So David Valdes Greenwood is the fabulous author of three books: Homo Domesticus, A Little Fruitcake, and The Rhinestone Sisterhood, for which he travelled through the world of small-town festival queens. That is, pageant ladies with titles like Frog Queen and Swine Queen who represent their towns’ local industries in sparkling and glamorous fashion.
Fittingly, I met David at the Pulpwood Queens’ Girlfriend Weekend this past January, and we not only shared barbecue and Frito pie but danced at a honkeytonk, along with many other authors, whilst he was dressed as the White Rabbit (and yours truly as a mermaid, of course). This is, as everyone knows, how authors bond. Here is David bonding with me and that ne’er-do-well Jeanine Cummins.

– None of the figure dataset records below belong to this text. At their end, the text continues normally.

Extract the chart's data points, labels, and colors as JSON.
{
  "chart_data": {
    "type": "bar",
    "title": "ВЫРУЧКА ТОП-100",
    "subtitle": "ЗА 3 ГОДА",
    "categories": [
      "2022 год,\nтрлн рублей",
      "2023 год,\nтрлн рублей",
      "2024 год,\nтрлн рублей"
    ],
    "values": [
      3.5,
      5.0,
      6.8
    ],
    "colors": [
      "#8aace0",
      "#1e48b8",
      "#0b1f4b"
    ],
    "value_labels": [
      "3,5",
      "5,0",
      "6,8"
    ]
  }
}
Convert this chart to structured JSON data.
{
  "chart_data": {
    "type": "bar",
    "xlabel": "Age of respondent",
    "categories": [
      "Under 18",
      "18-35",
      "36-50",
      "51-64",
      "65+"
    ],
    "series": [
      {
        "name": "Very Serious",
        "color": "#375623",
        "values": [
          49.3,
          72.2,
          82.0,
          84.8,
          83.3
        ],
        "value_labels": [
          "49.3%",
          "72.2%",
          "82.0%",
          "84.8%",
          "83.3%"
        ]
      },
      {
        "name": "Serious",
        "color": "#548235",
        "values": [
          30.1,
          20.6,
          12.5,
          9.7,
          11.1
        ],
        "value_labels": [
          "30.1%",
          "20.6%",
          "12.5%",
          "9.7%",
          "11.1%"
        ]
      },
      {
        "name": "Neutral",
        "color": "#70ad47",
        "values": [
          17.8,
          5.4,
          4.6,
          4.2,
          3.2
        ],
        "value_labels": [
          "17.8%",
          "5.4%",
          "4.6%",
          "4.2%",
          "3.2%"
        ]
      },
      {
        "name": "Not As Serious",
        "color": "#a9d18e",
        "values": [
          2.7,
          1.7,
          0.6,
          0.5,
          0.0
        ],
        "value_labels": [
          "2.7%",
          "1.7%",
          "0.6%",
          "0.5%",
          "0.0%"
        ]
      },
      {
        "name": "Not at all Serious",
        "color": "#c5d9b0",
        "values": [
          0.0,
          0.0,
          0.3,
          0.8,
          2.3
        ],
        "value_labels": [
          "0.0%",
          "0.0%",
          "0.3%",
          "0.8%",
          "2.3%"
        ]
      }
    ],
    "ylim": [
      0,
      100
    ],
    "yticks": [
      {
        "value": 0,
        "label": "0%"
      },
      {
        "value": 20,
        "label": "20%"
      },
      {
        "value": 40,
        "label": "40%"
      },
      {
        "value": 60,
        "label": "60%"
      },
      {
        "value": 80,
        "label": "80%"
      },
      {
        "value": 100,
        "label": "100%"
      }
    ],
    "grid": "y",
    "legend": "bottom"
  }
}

So amongst all those queens and princesses and general pageantry, you know there had to be some mermaids somewhere, and I mean on the festival circuit, not just at Girlfriend Weekend. Below, David graciously shares with us a story of one such encounter.
MERMAIDS ON PARADE
by David Valdes Greenwood
You never know where you’ll find a mermaid. When I was traveling the country following the adventures of small-town festival queens for my book The Rhinestone Sisterhood, I discovered a school of mermaids in a most unlikely place: on the sun-baked city streets of northern Washington state. Their on-land identities were nearly as surprising: they were the 2008 Irrigation Queen and her Irrigation Princesses (one of whom is shown here). The Sequim Irrigation Festival – at 116 years, the oldest continuously-held event in the state – pays tribute to the importance of water in transforming the dry prairie into rich agricultural terrain. And if you’re going to celebrate the magical properties of water, who better than mermaids to represent you? Of course, it’s not easy being a mermaid: unlike mere mortal queens representing more earthbound titles, the queens on this float had to wave not only their hands but their tails.